Le Convenzioni Internazionali di guerra, vigenti sino al termine del 1945, prevedevano, in ben circostanziati casi, il “ Diritto di rappresaglia. Nel “ Diritto Internazionale” si legge: “ La rappresaglia, condotta obiettivamente illecita, diventa, per le particolari circostanze in cui viene attuata, condotta lecita. (La rappresaglia) è una reazione all’atto illecito, la cui liceità deriva dall’esistenza di un precedente atto illecito”.
Ne consegue che, pur nella loro ferocia, stupidità e inutilità, le rappresaglie messe in atto dalle “ Forze del Male” , nella Seconda Guerra Mondiale, erano “ atti leciti”.

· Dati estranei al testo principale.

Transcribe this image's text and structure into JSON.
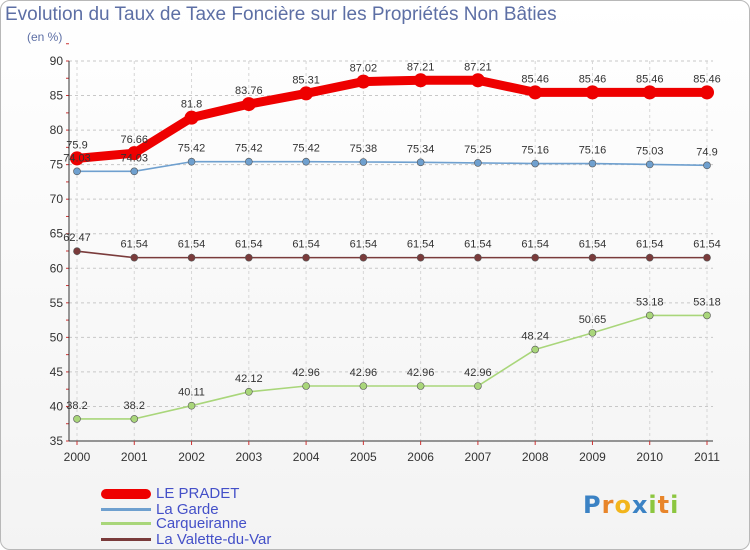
{
  "title": "Evolution du Taux de Taxe Foncière sur les Propriétés Non Bâties",
  "subtitle": "(en %)",
  "logo": {
    "letters": [
      {
        "char": "P",
        "color": "#3b82c4"
      },
      {
        "char": "r",
        "color": "#e8852a"
      },
      {
        "char": "o",
        "color": "#f2b51c"
      },
      {
        "char": "x",
        "color": "#3b82c4"
      },
      {
        "char": "i",
        "color": "#8cc63f"
      },
      {
        "char": "t",
        "color": "#e8852a"
      },
      {
        "char": "i",
        "color": "#8cc63f"
      }
    ]
  },
  "chart_data": {
    "type": "line",
    "x": [
      "2000",
      "2001",
      "2002",
      "2003",
      "2004",
      "2005",
      "2006",
      "2007",
      "2008",
      "2009",
      "2010",
      "2011"
    ],
    "ylim": [
      35,
      90
    ],
    "yticks": [
      35,
      40,
      45,
      50,
      55,
      60,
      65,
      70,
      75,
      80,
      85,
      90
    ],
    "grid": "horizontal dashed",
    "legend_position": "bottom-left",
    "series": [
      {
        "name": "LE PRADET",
        "color": "#ee0000",
        "values": [
          75.9,
          76.66,
          81.8,
          83.76,
          85.31,
          87.02,
          87.21,
          87.21,
          85.46,
          85.46,
          85.46,
          85.46
        ],
        "labels": [
          "75.9",
          "76.66",
          "81.8",
          "83.76",
          "85.31",
          "87.02",
          "87.21",
          "87.21",
          "85.46",
          "85.46",
          "85.46",
          "85.46"
        ]
      },
      {
        "name": "La Garde",
        "color": "#6fa0cf",
        "values": [
          74.03,
          74.03,
          75.42,
          75.42,
          75.42,
          75.38,
          75.34,
          75.25,
          75.16,
          75.16,
          75.03,
          74.9
        ],
        "labels": [
          "74.03",
          "74.03",
          "75.42",
          "75.42",
          "75.42",
          "75.38",
          "75.34",
          "75.25",
          "75.16",
          "75.16",
          "75.03",
          "74.9"
        ]
      },
      {
        "name": "Carqueiranne",
        "color": "#a9d67a",
        "values": [
          38.2,
          38.2,
          40.11,
          42.12,
          42.96,
          42.96,
          42.96,
          42.96,
          48.24,
          50.65,
          53.18,
          53.18
        ],
        "labels": [
          "38.2",
          "38.2",
          "40.11",
          "42.12",
          "42.96",
          "42.96",
          "42.96",
          "42.96",
          "48.24",
          "50.65",
          "53.18",
          "53.18"
        ]
      },
      {
        "name": "La Valette-du-Var",
        "color": "#7a3b3b",
        "values": [
          62.47,
          61.54,
          61.54,
          61.54,
          61.54,
          61.54,
          61.54,
          61.54,
          61.54,
          61.54,
          61.54,
          61.54
        ],
        "labels": [
          "62.47",
          "61.54",
          "61.54",
          "61.54",
          "61.54",
          "61.54",
          "61.54",
          "61.54",
          "61.54",
          "61.54",
          "61.54",
          "61.54"
        ]
      }
    ]
  }
}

Il “ Diritto Internazionale, rivisto nel dopoguerra, attesta: “ L’art. 33 della Convenzione di Ginevra del 1949, in deroga a quanto prima era consentito dall’art. 50 dei regolamenti dell’Aja del 1899 e del 1907, proibisce in modo tassativo le misure di repressione collettiva, di cui si ebbe abuso delittuoso nell’ultimo conflitto”.
Indi, tutte le azioni, tutte le rappresaglie condotte dal 1949 in avanti, non essendo ammesse, anzi condannate dal Diritto, debbono essere considerate degli assassinii di massa e gli autori “ criminali di guerra” perseguibili in ogni momento.
Lo slogan americano più eclatante: “ Cercasi nemico, disperatamente”
L’hobby dell’americano: hamburger e..guerra, a chi non si sa, ma, con un po’ di buona volontà, qualcuno si trova sempre per decimarlo!